Despite the walk to uni taking twice as long and countless funny looks from people who I'm sure were thinking, "That guy walks funny and I'm positive looking at him will make him feel better about the situation," my day got off to a pretty bright start. It's strange for me to talk about real life, because, well, it's quite boring, so I won't be all tedious and tell you about what actually happened. I'll instead conjure up a story similar to what happened and you can have fun in being confused by what I'm sure will turn out a fairly poor analogy.

Aladdin rubs lamp. Genie comes out. Genie grants Aladdin three wishes and Aladdin says, "To be honest I'd quite like some half decent ads to show for the crit today, perhaps for Lincoln to win tonight and for that niggling problem that I've forgotten completely about to sort itself out and end as well as it possibly can."

In reality, two of those things happened. The Genie has done good. He can now be freed from his lamp because of how we trapped Jafar, or something along those Disney themed lines.

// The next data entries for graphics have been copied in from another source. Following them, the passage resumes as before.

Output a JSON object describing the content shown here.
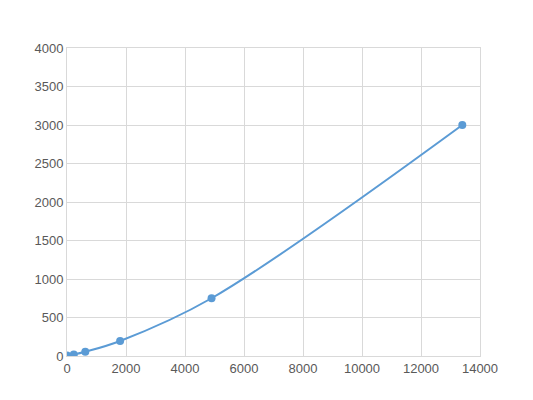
{
  "chart_data": {
    "type": "line",
    "x": [
      0,
      230,
      620,
      1800,
      4900,
      13400
    ],
    "values": [
      5,
      20,
      55,
      195,
      750,
      3000
    ],
    "color": "#5b9bd5",
    "marker": "circle",
    "line_style": "smooth",
    "xlim": [
      0,
      14000
    ],
    "xticks": [
      0,
      2000,
      4000,
      6000,
      8000,
      10000,
      12000,
      14000
    ],
    "ylim": [
      0,
      4000
    ],
    "yticks": [
      0,
      500,
      1000,
      1500,
      2000,
      2500,
      3000,
      3500,
      4000
    ],
    "grid": true
  }
}
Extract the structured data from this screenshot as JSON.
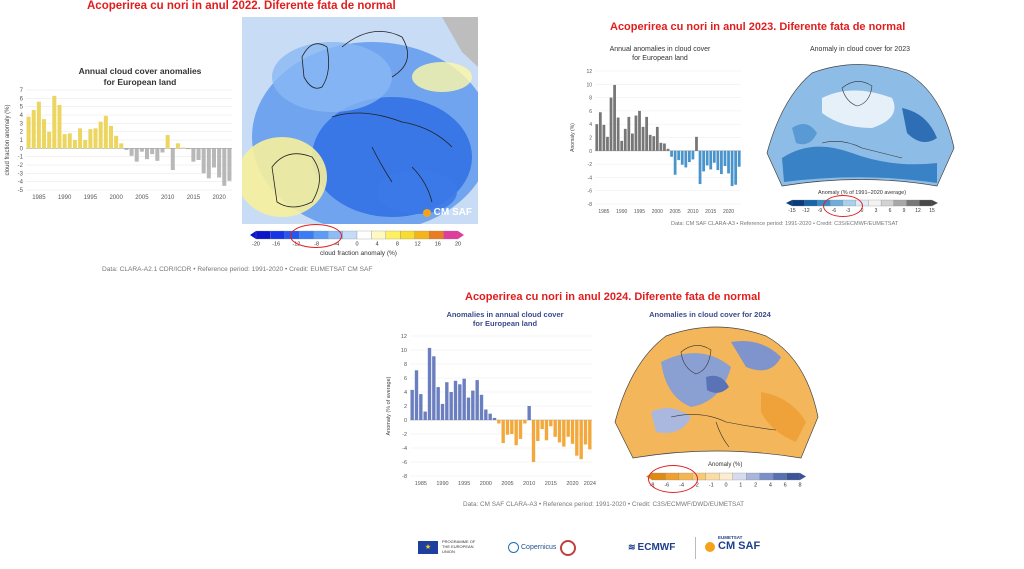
{
  "titles": {
    "t2022": "Acoperirea cu nori in anul 2022. Diferente fata de normal",
    "t2023": "Acoperirea cu nori in anul 2023. Diferente fata de normal",
    "t2024": "Acoperirea cu nori in anul 2024. Diferente fata de normal"
  },
  "panel2022": {
    "chart_title": "Annual cloud cover anomalies",
    "chart_subtitle": "for European land",
    "map_logo": "CM SAF",
    "colorbar_label": "cloud fraction anomaly (%)",
    "colorbar_ticks": [
      "-20",
      "-16",
      "-12",
      "-8",
      "-4",
      "0",
      "4",
      "8",
      "12",
      "16",
      "20"
    ],
    "colorbar_colors": [
      "#0a14c8",
      "#1434e6",
      "#2458f0",
      "#3a7cf5",
      "#5c9cf7",
      "#8cbcf8",
      "#c4dcfa",
      "#ffffff",
      "#fffbc0",
      "#fff060",
      "#f8dc30",
      "#f4b41c",
      "#ec7c20",
      "#e03c9c"
    ],
    "credit": "Data: CLARA-A2.1 CDR/ICDR • Reference period: 1991-2020 • Credit: EUMETSAT CM SAF"
  },
  "panel2023": {
    "chart_title": "Annual anomalies in cloud cover",
    "chart_subtitle": "for European land",
    "map_title": "Anomaly in cloud cover for 2023",
    "colorbar_label": "Anomaly (% of 1991–2020 average)",
    "colorbar_ticks": [
      "-15",
      "-12",
      "-9",
      "-6",
      "-3",
      "0",
      "3",
      "6",
      "9",
      "12",
      "15"
    ],
    "colorbar_colors": [
      "#083c7c",
      "#1664ac",
      "#3a8ac8",
      "#6eaedc",
      "#a8d0ec",
      "#dcecf8",
      "#f2f2f2",
      "#d2d2d2",
      "#a8a8a8",
      "#787878",
      "#484848"
    ],
    "credit": "Data: CM SAF CLARA-A3 • Reference period: 1991-2020 • Credit: C3S/ECMWF/EUMETSAT"
  },
  "panel2024": {
    "chart_title": "Anomalies in annual cloud cover",
    "chart_subtitle": "for European land",
    "map_title": "Anomalies in cloud cover for 2024",
    "colorbar_label": "Anomaly (%)",
    "colorbar_ticks": [
      "-8",
      "-6",
      "-4",
      "-2",
      "-1",
      "0",
      "1",
      "2",
      "4",
      "6",
      "8"
    ],
    "colorbar_colors": [
      "#e08a14",
      "#eea030",
      "#f4b650",
      "#f8ca78",
      "#fadca4",
      "#fcecd0",
      "#d6dcee",
      "#a8b6dc",
      "#7c90c8",
      "#5670b0",
      "#3a5498"
    ],
    "credit": "Data: CM SAF CLARA-A3 • Reference period: 1991-2020 • Credit: C3S/ECMWF/DWD/EUMETSAT"
  },
  "footer": {
    "eu_label": "PROGRAMME OF THE EUROPEAN UNION",
    "copernicus": "Copernicus",
    "ecmwf": "ECMWF",
    "eumetsat": "EUMETSAT",
    "cmsaf": "CM SAF"
  },
  "chart_data": [
    {
      "type": "bar",
      "title": "Annual cloud cover anomalies",
      "subtitle": "for European land",
      "xlabel": "",
      "ylabel": "cloud fraction anomaly (%)",
      "ylim": [
        -5,
        7
      ],
      "yticks": [
        -5,
        -4,
        -3,
        -2,
        -1,
        0,
        1,
        2,
        3,
        4,
        5,
        6,
        7
      ],
      "xticks": [
        1985,
        1990,
        1995,
        2000,
        2005,
        2010,
        2015,
        2020
      ],
      "x": [
        1983,
        1984,
        1985,
        1986,
        1987,
        1988,
        1989,
        1990,
        1991,
        1992,
        1993,
        1994,
        1995,
        1996,
        1997,
        1998,
        1999,
        2000,
        2001,
        2002,
        2003,
        2004,
        2005,
        2006,
        2007,
        2008,
        2009,
        2010,
        2011,
        2012,
        2013,
        2014,
        2015,
        2016,
        2017,
        2018,
        2019,
        2020,
        2021,
        2022
      ],
      "values": [
        3.8,
        4.6,
        5.6,
        3.5,
        2.0,
        6.3,
        5.2,
        1.7,
        1.8,
        1.0,
        2.4,
        1.0,
        2.3,
        2.4,
        3.2,
        3.9,
        2.7,
        1.5,
        0.6,
        -0.2,
        -0.9,
        -1.6,
        -0.4,
        -1.3,
        -0.7,
        -1.5,
        -0.5,
        1.6,
        -2.6,
        0.6,
        0.1,
        -0.1,
        -1.6,
        -1.4,
        -3.0,
        -3.6,
        -2.3,
        -3.5,
        -4.5,
        -3.9
      ],
      "colors": {
        "positive": "#ecd660",
        "negative": "#b8b8b8"
      }
    },
    {
      "type": "bar",
      "title": "Annual anomalies in cloud cover",
      "subtitle": "for European land",
      "xlabel": "",
      "ylabel": "Anomaly (%)",
      "ylim": [
        -8,
        12
      ],
      "yticks": [
        -8,
        -6,
        -4,
        -2,
        0,
        2,
        4,
        6,
        8,
        10,
        12
      ],
      "xticks": [
        1985,
        1990,
        1995,
        2000,
        2005,
        2010,
        2015,
        2020
      ],
      "x": [
        1983,
        1984,
        1985,
        1986,
        1987,
        1988,
        1989,
        1990,
        1991,
        1992,
        1993,
        1994,
        1995,
        1996,
        1997,
        1998,
        1999,
        2000,
        2001,
        2002,
        2003,
        2004,
        2005,
        2006,
        2007,
        2008,
        2009,
        2010,
        2011,
        2012,
        2013,
        2014,
        2015,
        2016,
        2017,
        2018,
        2019,
        2020,
        2021,
        2022,
        2023
      ],
      "values": [
        4.0,
        5.8,
        3.9,
        2.1,
        8.0,
        9.9,
        5.0,
        1.5,
        3.3,
        5.1,
        2.6,
        5.3,
        6.0,
        3.6,
        5.1,
        2.4,
        2.2,
        3.6,
        1.2,
        1.1,
        0.3,
        -0.9,
        -3.6,
        -1.4,
        -2.1,
        -2.5,
        -1.7,
        -1.3,
        2.1,
        -5.0,
        -3.1,
        -2.2,
        -2.8,
        -1.8,
        -2.9,
        -3.5,
        -2.3,
        -3.4,
        -5.3,
        -5.1,
        -2.4
      ],
      "colors": {
        "positive": "#777777",
        "negative": "#4a94cc"
      }
    },
    {
      "type": "bar",
      "title": "Anomalies in annual cloud cover",
      "subtitle": "for European land",
      "xlabel": "",
      "ylabel": "Anomaly (% of average)",
      "ylim": [
        -8,
        12
      ],
      "yticks": [
        -8,
        -6,
        -4,
        -2,
        0,
        2,
        4,
        6,
        8,
        10,
        12
      ],
      "xticks": [
        1985,
        1990,
        1995,
        2000,
        2005,
        2010,
        2015,
        2020,
        2024
      ],
      "x": [
        1983,
        1984,
        1985,
        1986,
        1987,
        1988,
        1989,
        1990,
        1991,
        1992,
        1993,
        1994,
        1995,
        1996,
        1997,
        1998,
        1999,
        2000,
        2001,
        2002,
        2003,
        2004,
        2005,
        2006,
        2007,
        2008,
        2009,
        2010,
        2011,
        2012,
        2013,
        2014,
        2015,
        2016,
        2017,
        2018,
        2019,
        2020,
        2021,
        2022,
        2023,
        2024
      ],
      "values": [
        4.3,
        7.1,
        3.7,
        1.2,
        10.3,
        9.1,
        4.7,
        2.3,
        5.4,
        4.0,
        5.6,
        5.1,
        5.9,
        3.2,
        4.2,
        5.7,
        3.6,
        1.5,
        0.9,
        0.3,
        -0.5,
        -3.3,
        -2.1,
        -2.0,
        -3.6,
        -2.7,
        -0.5,
        2.0,
        -6.0,
        -3.0,
        -1.3,
        -2.9,
        -0.9,
        -2.4,
        -3.2,
        -3.8,
        -2.4,
        -3.4,
        -5.1,
        -5.6,
        -3.5,
        -4.2
      ],
      "colors": {
        "positive": "#6a7ec0",
        "negative": "#f2a83a"
      }
    }
  ]
}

My crit went as they usually do: Really nice idea, good copy, shame you're terrible at art directing MAKE IT LOOK BETTER. I'm quite good at art, and I reckon I could make a decent film, but I seem to not be able to combine the two traits.

Other things then happen. They're not all that fun, so I'll summarise with a list in an attempt to not send myself to sleep by being reminded of them: I eat a sausage bap, I help out at some fayre thing, I look funny going down stairs, I ignore Topman sale signs, I use a lift to get up one floor, I buy a drink, I get told things I should have paid attention to but probably didn't because of that damn niggling issue eating away at my concentration.

Is it that I've got cancer and I've forgotten? Am I really Jesus and am yet to start in any real sense saving humanity? Is it a combination of both and God is feeling pretty stupid for giving his own son such a terrible condition? No, it's not. The chances were always slim. Did I have to walk up a mountain of stairs to find out? Yes I did! Of all the days in all the weeks in all the years of my life, today is the day stairs decide to impose themselves upon me.

Did it end well? Well the stairs didn't, no. They hurt. Nor did the other thing, really, but at least it won't niggle any more. Instead I can just put in on the pile of other things in my life that haven't gone to plan.

A pile which includes actually being Jesus.